Department of Lymphatic Oncology, Zhejiang Cancer Hospital, Hangzhou Institute of Medicine (HIM), Chinese Academy of Sciences, Hangzhou, Zhejiang, 310022, China.
Binjiang Institute of Zhejiang University, Hangzhou, Zhejiang, 310053, China.
BMC Cancer. 2024 May 22;24(1):621. doi: 10.1186/s12885-024-12337-z.
Diffuse large B-cell lymphomas (DLBCLs) display high molecular heterogeneity, but the International Prognostic Index (IPI) considers only clinical indicators and has not been updated to include molecular data. Therefore, we developed a widely applicable novel scoring system with molecular indicators screened by artificial intelligence (AI) that achieves accurate prognostic stratification and promotes individualized treatments.
We retrospectively enrolled a cohort of 401 patients with DLBCL from our hospital, covering the period from January 2015 to January 2019. We included 22 variables in our analysis and assigned them weights using the random survival forest method to establish a new predictive model combining bidirectional long-short term memory (Bi-LSTM) and logistic hazard techniques. We compared the predictive performance of our "molecular-contained prognostic model" (McPM) and the IPI. In addition, we developed a simplified version of the McPM (sMcPM) to enhance its practical applicability in clinical settings. We also demonstrated the improved risk stratification capabilities of the sMcPM.
Our McPM showed superior predictive accuracy, as indicated by its high C-index and low integrated Brier score (IBS), for both overall survival (OS) and progression-free survival (PFS). The overall performance of the McPM was also better than that of the IPI based on receiver operating characteristic (ROC) curve fitting. We selected five key indicators, including extranodal involvement sites, lactate dehydrogenase (LDH), MYC gene status, absolute monocyte count (AMC), and platelet count (PLT) to establish the sMcPM, which is more suitable for clinical applications. The sMcPM showed similar OS results (P < 0.0001 for both) to the IPI and significantly better PFS stratification results (P < 0.0001 for sMcPM vs. P = 0.44 for IPI).
Our new McPM, including both clinical and molecular variables, showed superior overall stratification performance to the IPI, rendering it more suitable for the molecular era. Moreover, our sMcPM may become a widely used and effective stratification tool to guide individual precision treatments and drive new drug development.
弥漫性大 B 细胞淋巴瘤(DLBCL)表现出高度的分子异质性,但国际预后指数(IPI)仅考虑临床指标,尚未更新以纳入分子数据。因此,我们开发了一种广泛适用的新型评分系统,该系统使用人工智能(AI)筛选分子指标,可实现准确的预后分层,并促进个体化治疗。
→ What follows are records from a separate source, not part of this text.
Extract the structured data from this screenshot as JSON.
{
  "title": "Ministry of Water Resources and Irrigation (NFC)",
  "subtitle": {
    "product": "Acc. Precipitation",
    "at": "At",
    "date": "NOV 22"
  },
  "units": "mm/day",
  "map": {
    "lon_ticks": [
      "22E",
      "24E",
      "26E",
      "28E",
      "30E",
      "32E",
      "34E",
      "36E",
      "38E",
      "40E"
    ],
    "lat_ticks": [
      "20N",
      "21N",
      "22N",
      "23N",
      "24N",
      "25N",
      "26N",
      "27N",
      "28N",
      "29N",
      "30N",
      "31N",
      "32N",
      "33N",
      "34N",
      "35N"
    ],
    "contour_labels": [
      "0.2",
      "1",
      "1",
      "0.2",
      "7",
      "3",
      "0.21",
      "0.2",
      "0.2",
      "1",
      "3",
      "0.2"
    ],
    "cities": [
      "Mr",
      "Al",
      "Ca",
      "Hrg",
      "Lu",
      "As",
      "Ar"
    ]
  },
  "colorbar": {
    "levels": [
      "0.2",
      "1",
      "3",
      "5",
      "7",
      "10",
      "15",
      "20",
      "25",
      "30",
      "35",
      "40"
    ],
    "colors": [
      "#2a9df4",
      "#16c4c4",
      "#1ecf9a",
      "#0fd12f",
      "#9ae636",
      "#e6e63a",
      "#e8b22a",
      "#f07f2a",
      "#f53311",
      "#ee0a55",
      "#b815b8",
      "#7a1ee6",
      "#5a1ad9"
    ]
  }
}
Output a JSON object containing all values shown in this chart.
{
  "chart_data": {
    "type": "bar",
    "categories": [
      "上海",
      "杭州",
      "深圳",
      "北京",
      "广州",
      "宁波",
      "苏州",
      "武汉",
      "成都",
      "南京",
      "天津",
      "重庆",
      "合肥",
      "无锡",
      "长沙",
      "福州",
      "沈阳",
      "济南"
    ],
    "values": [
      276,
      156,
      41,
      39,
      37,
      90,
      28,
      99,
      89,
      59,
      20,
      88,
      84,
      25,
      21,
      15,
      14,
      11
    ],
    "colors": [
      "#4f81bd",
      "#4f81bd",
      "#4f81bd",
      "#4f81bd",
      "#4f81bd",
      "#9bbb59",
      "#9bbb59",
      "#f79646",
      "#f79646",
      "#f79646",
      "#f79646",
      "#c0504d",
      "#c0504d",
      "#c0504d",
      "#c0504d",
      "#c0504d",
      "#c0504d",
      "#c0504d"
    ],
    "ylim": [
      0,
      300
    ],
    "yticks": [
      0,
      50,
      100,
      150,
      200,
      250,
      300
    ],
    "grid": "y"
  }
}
我们回顾性地纳入了来自我院的 401 例 DLBCL 患者队列,涵盖了 2015 年 1 月至 2019 年 1 月期间的数据。我们在分析中纳入了 22 个变量,并使用随机生存森林方法为每个变量分配权重,以建立一种结合双向长短期记忆(Bi-LSTM)和逻辑风险技术的新预测模型。我们比较了我们的“包含分子的预后模型”(McPM)和 IPI 的预测性能。此外,我们开发了 McPM 的简化版本(sMcPM),以增强其在临床环境中的实际适用性。我们还展示了 sMcPM 改善风险分层能力。
我们的 McPM 显示出更高的预测准确性,其总体生存率(OS)和无进展生存率(PFS)的 C 指数和低综合 Brier 评分(IBS)均较高。根据接受者操作特征(ROC)曲线拟合,McPM 的整体性能也优于 IPI。我们选择了五个关键指标,包括结外侵犯部位、乳酸脱氢酶(LDH)、MYC 基因状态、绝对单核细胞计数(AMC)和血小板计数(PLT),建立了更适合临床应用的 sMcPM。sMcPM 的 OS 结果与 IPI 相似(两者均为 P<0.0001),并且 PFS 分层结果显著更好(sMcPM 为 P<0.0001,而 IPI 为 P=0.44)。
我们的新 McPM 包含临床和分子变量,其总体分层性能优于 IPI,更适合分子时代。此外,我们的 sMcPM 可能成为一种广泛使用且有效的分层工具,用于指导个体精准治疗和推动新药开发。